Good Gaming: EDM & Equality


Rarely is there a trend or force as dominant as Fortnite is in the world of gaming. Fortnite has over 200 million players worldwide (this is a phenomenal 60% increase from June of 2018). On a regular basis, there are 8.3 million concurrent players. One study on the rise in gaming in 2018 actually found that of all the time they spend online, children spend 21% that time online playing Fortnite.
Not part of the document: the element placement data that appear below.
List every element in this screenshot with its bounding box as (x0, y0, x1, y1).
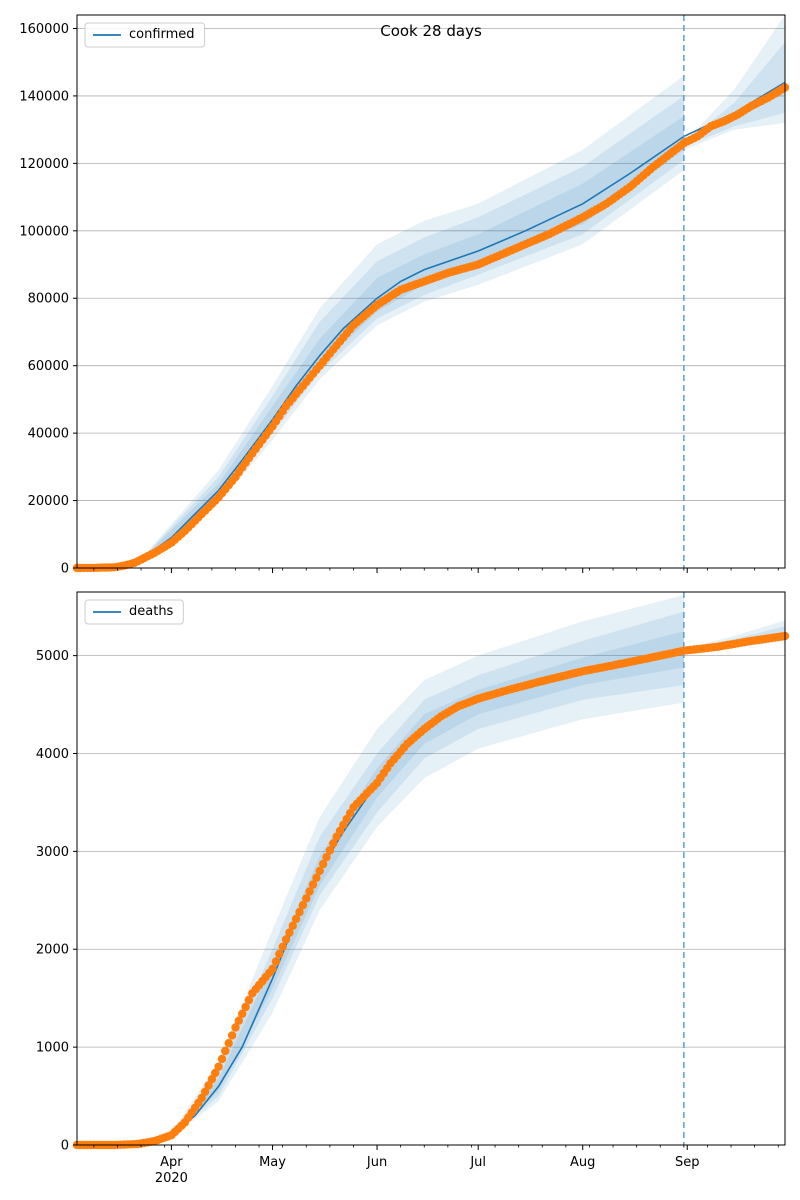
y-tick-label: 2000 (36, 943, 69, 958)
observed-point (295, 907, 304, 917)
y-tick-label: 80000 (28, 292, 69, 307)
uncertainty-band (171, 594, 684, 1138)
legend-box (84, 599, 184, 625)
observed-point (285, 928, 294, 937)
deaths-observed-points (72, 631, 790, 1150)
observed-point (241, 1002, 250, 1012)
uncertainty-band (147, 95, 684, 557)
x-tick-label: Jul (469, 1155, 486, 1170)
observed-point (231, 1023, 240, 1032)
observed-point (281, 935, 291, 944)
x-tick-year-label: 2020 (155, 1171, 188, 1186)
y-tick-label: 120000 (19, 157, 69, 172)
uncertainty-band (147, 75, 684, 558)
x-tick-label: May (259, 1155, 286, 1170)
observed-point (288, 921, 297, 930)
y-tick-label: 20000 (28, 494, 69, 509)
observed-point (329, 839, 338, 848)
observed-point (305, 887, 314, 896)
observed-point (325, 846, 335, 855)
observed-point (312, 873, 321, 882)
legend-box (84, 22, 206, 48)
y-tick-label: 5000 (36, 649, 69, 664)
observed-point (221, 1046, 230, 1056)
y-tick-label: 160000 (19, 22, 69, 37)
deaths-axes-frame (76, 591, 786, 1146)
observed-point (291, 914, 301, 924)
confirmed-observed-points (72, 83, 790, 573)
observed-point (315, 866, 324, 876)
observed-point (298, 901, 308, 910)
observed-point (217, 1054, 227, 1064)
observed-point (214, 1062, 223, 1071)
observed-point (207, 1075, 217, 1084)
y-tick-label: 100000 (19, 224, 69, 239)
confirmed-panel: 0 20000 40000 60000 80000 100000 120000 140000 1… (19, 14, 790, 577)
confirmed-axes-frame (76, 14, 786, 569)
observed-point (322, 853, 331, 862)
x-tick-label: Apr (160, 1155, 183, 1170)
observed-point (204, 1081, 213, 1090)
y-tick-label: 60000 (28, 359, 69, 374)
observed-point (234, 1016, 243, 1025)
observed-point (200, 1087, 210, 1097)
confirmed-legend: confirmed (84, 22, 206, 48)
uncertainty-band (171, 631, 684, 1136)
y-tick-label: 0 (61, 1139, 69, 1154)
observed-point (275, 949, 284, 959)
uncertainty-band (147, 116, 684, 556)
y-tick-label: 3000 (36, 845, 69, 860)
legend-label-confirmed: confirmed (129, 27, 195, 42)
x-tick-label: Jun (366, 1155, 387, 1170)
chart-title: Cook 28 days (380, 22, 482, 40)
x-tick-label: Sep (675, 1155, 700, 1170)
y-tick-label: 40000 (28, 427, 69, 442)
observed-point (224, 1039, 233, 1048)
y-tick-label: 0 (61, 562, 69, 577)
observed-point (211, 1068, 220, 1078)
deaths-legend: deaths (84, 599, 184, 625)
observed-point (238, 1009, 247, 1018)
y-tick-label: 1000 (36, 1041, 69, 1056)
observed-point (244, 995, 254, 1005)
observed-point (302, 894, 311, 903)
observed-point (278, 942, 287, 951)
observed-point (227, 1031, 237, 1040)
observed-point (308, 880, 318, 889)
observed-point (318, 859, 328, 869)
y-tick-label: 4000 (36, 747, 69, 762)
observed-point (271, 957, 281, 966)
legend-label-deaths: deaths (129, 604, 174, 619)
x-tick-label: Aug (570, 1155, 595, 1170)
uncertainty-band (683, 15, 785, 150)
y-tick-label: 140000 (19, 89, 69, 104)
observed-point (197, 1093, 206, 1103)
observed-point (268, 964, 277, 973)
Last Saturday, in an unprecedented gaming moment, EDM producer Marshmello performed a live concert within the Fortnite game. Dubbed an ‘exciting glimpse into the future’, the 10 minute one-off spectacle came to life with cool holograms and custom graphics. It was an experience that many young users had never seen the likes of before:

“What makes me happiest about today is that so many people got to experience their first concert ever. All the videos I keep seeing of people laughing and smiling throughout the set are amazing. Man I’m still so pumped.” Marshmello.

The Marshmello event also marked a special moment when players were unable to attack one another. Epic Games (the developers of Fortnite) took learnings from previous one-off live events - like its iconic rocket launch and its most recent freezing over of the entire game map - and launched a special game mode specifically for the duration of the show. With weapons disabled (Fortnite is a shooter survival game), the concert provided a space where this community was remarkably unchaotic - a moment of pure joy and reflection.

“It’s a glimpse into the scope of what can be achieved in this shared online worlds that are being created. Epic Games are constantly changing their world and how players can interact within it. This is super exciting. No longer are video games based on how real the graphics are (we're pretty much there already), but rather the innovative ways we can interact with others through them.” Luke, 30

The show signifies just how endless the scope is with regard to video game entertainment, and how experiences in the real and online worlds are so intertwined for the youth audience.


While gaming has been under longstanding scrutiny due to its screen-heavy nature and addictive qualities, the industry and its dedicated community users have been generating positive news stories of late.

At the end of last month, UK YouTuber Harry Brewis AKA ‘Hbomberguy’, played ‘Donkey Kong 64’ for 57 hours to raise money for Mermaids, a UK-based organisation that supports gender diverse young people. Brewis’ stream was joined by over 650,000 people and by the time he was done he had raised $340,000 for the organisation. Brewis was applauded by fans for using the Twitch platform as a vehicle to raise money for a trans rights charity - especially because over the last year or so Twitch streamers have been censored for the likes of homophobia, misogyny, harassment and on-camera domestic abuse:

“It really highlighted the support and love within the gaming community. This is no longer a past time for just one group of people, and it was great to see diversity celebrated and recognised. This is particularly important since the vocal minority generated a lot of attention when it came to Gamergate, which centred on issues of sexism and progressivism in video game culture.” Luke, 30

It’s not just individual gamers shining a light on equality issues they feel are important. Microsoft also made headlines this week after the launch of their empowering Superbowl 2019 ad “We All Win”. The communication promoted their adaptive Xbox controller which can be customised for people with different limitations and motor skills. The ad starred children with physical disabilities who explained their love of gaming and how the product benefitted their gaming experience.

“No matter how your body is or how fast you are, you can play.” Owen, 9 (and a half)

For many young people gaming is their way of physically interacting with friends when they can’t otherwise do it.